8. A robust multi-view clustering system based on cross-view adaptive fusion and cluster center enhancement, characterized in that, The system for implementing the method of any one of claims 1-7 comprises: The data acquisition module acquires a dataset containing the original data of multiple samples across multiple views; The feature extraction and separation module uses the encoder to extract the initial features of each view, and separates the projection features for contrastive learning and the target features for constructing the neighborhood structure from the initial features. The cross-view adaptive fusion module calculates the sample-level weight of each sample in each view based on the projection features and predefined view-level weights, and uses the sample-level weights to perform a weighted summation of the projection features to obtain the fusion features of each sample. The neighborhood graph embedding module calculates the higher-order neighborhood similarity between samples based on the target features, and uses the higher-order neighborhood similarity to generate a target matrix for correcting false negative samples in the contrast learning process. The cluster center enhancement module calculates the cluster centers of the fused view and each individual view based on the fusion feature and the projection feature, and constructs constraints based on the cluster centers to align the cluster structure and enhance the inter-cluster separation. The joint training and output module combines the constraints with the contrastive learning loss function and uses the target matrix to guide the network parameter update until the model converges and outputs the final fused features for clustering.

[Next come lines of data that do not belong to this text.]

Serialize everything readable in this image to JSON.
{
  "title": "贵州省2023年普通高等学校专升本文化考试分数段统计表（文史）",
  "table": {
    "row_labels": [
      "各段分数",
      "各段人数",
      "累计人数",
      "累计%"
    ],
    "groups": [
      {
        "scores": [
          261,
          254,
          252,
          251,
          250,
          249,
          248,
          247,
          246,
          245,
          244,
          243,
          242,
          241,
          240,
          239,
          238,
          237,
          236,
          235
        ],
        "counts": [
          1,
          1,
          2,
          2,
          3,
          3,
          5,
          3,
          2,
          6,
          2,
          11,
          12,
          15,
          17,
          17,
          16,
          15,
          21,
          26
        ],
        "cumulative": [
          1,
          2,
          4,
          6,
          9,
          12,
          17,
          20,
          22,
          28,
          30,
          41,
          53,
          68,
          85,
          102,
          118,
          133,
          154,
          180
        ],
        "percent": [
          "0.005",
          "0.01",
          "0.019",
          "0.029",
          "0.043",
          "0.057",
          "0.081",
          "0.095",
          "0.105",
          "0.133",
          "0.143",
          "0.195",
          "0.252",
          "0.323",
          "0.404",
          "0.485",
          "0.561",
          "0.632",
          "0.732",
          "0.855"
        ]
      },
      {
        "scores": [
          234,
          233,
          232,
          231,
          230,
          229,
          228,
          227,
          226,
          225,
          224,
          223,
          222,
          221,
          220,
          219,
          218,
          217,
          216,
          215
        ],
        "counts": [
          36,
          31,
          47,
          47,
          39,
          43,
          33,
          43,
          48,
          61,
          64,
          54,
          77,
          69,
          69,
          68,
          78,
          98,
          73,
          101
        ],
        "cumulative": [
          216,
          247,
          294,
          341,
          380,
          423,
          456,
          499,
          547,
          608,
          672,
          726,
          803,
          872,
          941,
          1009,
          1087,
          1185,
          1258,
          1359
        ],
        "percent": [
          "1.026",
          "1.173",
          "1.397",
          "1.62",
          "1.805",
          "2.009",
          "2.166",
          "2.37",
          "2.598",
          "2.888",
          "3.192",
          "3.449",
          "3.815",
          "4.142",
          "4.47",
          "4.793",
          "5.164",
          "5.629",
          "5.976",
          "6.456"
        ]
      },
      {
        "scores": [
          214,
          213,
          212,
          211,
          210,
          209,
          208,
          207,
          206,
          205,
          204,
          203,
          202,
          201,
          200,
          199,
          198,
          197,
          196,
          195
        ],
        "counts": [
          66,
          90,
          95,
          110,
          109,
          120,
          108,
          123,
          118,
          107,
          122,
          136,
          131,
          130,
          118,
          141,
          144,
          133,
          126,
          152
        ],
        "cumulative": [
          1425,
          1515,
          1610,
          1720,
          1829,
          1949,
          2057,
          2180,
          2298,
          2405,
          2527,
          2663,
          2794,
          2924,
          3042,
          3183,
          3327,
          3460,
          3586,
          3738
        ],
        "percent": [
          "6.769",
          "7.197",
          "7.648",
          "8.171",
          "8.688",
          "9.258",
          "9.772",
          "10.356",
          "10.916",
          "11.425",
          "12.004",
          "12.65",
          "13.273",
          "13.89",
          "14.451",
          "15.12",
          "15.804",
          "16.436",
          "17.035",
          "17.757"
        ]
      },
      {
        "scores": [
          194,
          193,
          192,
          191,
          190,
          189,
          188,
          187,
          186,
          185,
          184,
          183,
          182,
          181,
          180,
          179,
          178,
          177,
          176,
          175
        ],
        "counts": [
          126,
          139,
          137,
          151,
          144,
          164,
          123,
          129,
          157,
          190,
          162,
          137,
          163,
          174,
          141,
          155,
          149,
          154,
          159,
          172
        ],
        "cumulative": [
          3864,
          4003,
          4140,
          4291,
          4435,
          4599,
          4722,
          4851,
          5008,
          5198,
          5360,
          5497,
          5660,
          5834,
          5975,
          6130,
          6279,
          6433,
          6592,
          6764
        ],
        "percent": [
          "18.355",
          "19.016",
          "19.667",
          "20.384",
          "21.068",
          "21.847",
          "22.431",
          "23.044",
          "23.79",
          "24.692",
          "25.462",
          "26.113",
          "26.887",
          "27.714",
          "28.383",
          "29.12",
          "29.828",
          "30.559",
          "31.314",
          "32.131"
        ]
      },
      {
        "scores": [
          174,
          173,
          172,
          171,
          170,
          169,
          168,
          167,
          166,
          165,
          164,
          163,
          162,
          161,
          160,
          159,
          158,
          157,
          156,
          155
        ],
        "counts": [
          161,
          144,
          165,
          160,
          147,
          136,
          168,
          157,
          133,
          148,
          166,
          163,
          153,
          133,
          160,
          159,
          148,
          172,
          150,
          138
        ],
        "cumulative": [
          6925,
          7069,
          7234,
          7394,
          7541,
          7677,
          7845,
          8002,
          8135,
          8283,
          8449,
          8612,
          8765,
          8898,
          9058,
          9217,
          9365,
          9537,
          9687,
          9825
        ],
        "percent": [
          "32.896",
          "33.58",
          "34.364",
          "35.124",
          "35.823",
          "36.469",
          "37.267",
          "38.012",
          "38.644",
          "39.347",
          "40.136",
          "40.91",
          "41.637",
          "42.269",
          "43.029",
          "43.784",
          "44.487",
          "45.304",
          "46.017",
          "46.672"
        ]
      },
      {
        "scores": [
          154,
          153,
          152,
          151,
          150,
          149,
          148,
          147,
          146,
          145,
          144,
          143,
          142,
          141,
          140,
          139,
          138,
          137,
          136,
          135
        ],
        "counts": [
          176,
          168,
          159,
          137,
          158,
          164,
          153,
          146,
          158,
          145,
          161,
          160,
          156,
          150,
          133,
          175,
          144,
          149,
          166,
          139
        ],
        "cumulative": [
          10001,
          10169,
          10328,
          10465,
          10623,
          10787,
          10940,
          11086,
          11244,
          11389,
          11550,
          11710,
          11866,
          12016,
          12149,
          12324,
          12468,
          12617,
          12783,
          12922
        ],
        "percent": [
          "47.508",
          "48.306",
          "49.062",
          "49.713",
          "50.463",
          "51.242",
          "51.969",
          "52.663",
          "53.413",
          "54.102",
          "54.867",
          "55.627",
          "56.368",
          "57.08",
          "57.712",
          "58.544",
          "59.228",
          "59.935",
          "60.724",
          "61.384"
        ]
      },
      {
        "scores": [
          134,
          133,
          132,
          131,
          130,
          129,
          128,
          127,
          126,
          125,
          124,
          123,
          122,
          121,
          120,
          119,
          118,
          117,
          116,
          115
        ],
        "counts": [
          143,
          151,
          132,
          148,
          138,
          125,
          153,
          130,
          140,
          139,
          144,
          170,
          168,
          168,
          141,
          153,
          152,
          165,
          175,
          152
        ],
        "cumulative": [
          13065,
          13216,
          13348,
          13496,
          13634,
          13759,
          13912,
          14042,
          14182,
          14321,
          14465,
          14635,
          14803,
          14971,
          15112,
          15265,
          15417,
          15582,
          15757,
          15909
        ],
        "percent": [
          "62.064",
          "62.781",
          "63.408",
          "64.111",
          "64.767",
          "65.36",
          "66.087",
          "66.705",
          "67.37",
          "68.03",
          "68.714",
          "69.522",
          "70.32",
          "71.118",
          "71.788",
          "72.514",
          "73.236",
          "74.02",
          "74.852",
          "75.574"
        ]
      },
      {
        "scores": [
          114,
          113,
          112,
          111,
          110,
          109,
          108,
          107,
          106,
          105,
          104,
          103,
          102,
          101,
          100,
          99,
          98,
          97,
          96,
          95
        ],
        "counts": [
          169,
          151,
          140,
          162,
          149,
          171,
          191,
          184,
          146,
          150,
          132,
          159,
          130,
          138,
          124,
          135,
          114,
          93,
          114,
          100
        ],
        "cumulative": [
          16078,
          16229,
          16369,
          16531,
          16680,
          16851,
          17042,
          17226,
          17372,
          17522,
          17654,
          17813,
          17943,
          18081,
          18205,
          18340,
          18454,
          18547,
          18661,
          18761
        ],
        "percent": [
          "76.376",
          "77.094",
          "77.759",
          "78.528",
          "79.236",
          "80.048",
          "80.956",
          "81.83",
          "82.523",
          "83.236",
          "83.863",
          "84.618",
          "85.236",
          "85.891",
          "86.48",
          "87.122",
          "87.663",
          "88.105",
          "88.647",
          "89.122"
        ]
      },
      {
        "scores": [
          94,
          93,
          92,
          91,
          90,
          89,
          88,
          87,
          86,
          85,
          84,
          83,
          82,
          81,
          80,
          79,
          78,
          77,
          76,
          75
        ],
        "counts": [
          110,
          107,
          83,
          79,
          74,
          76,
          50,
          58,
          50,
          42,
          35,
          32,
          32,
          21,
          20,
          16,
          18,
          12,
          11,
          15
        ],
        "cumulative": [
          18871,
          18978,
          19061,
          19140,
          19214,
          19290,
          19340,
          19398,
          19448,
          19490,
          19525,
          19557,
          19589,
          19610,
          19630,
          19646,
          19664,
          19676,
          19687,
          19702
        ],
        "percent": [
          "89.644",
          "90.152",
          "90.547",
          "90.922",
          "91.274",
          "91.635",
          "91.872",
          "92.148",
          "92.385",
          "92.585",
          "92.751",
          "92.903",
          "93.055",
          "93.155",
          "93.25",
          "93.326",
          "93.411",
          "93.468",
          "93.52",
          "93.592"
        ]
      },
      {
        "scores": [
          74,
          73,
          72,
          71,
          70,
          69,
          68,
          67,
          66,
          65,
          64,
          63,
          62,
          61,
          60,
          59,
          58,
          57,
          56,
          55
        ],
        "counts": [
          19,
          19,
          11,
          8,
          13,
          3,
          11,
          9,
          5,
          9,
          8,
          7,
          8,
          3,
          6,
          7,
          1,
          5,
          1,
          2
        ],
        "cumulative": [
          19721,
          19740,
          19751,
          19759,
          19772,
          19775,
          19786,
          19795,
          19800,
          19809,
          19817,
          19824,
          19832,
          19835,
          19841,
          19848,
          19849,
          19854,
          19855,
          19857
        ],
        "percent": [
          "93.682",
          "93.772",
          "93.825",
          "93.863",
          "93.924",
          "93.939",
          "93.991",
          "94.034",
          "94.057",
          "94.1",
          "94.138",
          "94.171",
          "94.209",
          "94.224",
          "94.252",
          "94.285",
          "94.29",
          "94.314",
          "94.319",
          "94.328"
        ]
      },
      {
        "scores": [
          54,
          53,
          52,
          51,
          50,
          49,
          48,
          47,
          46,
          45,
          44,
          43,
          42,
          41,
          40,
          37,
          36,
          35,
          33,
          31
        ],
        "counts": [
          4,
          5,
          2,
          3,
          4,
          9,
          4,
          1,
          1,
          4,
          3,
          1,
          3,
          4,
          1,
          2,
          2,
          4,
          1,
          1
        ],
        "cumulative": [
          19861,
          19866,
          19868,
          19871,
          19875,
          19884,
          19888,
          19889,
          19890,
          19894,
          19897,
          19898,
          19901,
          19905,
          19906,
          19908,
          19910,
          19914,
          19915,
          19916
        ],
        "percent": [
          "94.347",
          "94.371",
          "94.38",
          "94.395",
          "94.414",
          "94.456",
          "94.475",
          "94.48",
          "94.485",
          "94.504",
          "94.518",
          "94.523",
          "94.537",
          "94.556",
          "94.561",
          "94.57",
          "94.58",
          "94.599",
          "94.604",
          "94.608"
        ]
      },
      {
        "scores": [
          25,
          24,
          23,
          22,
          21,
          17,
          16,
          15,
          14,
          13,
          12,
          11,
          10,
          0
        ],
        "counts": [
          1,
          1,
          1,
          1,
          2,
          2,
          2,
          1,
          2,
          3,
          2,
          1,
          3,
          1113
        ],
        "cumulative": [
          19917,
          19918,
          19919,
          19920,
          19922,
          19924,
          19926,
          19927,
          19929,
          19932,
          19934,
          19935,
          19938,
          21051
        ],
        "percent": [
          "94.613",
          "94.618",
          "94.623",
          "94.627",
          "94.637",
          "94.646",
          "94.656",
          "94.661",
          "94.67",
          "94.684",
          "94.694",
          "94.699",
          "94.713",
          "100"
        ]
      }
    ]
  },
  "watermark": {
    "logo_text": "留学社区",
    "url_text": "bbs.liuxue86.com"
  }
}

9. A computer terminal device, characterized in that, include: One or more processors; A memory, coupled to the processor, for storing one or more programs; When the one or more programs are executed by the one or more processors, the one or more processors perform the steps of the method as described in any one of claims 1-7.

10. A computer-readable storage medium having a computer program stored thereon, characterized in that, When the computer program is executed by a processor, it implements the steps of the method as described in any one of claims 1-7.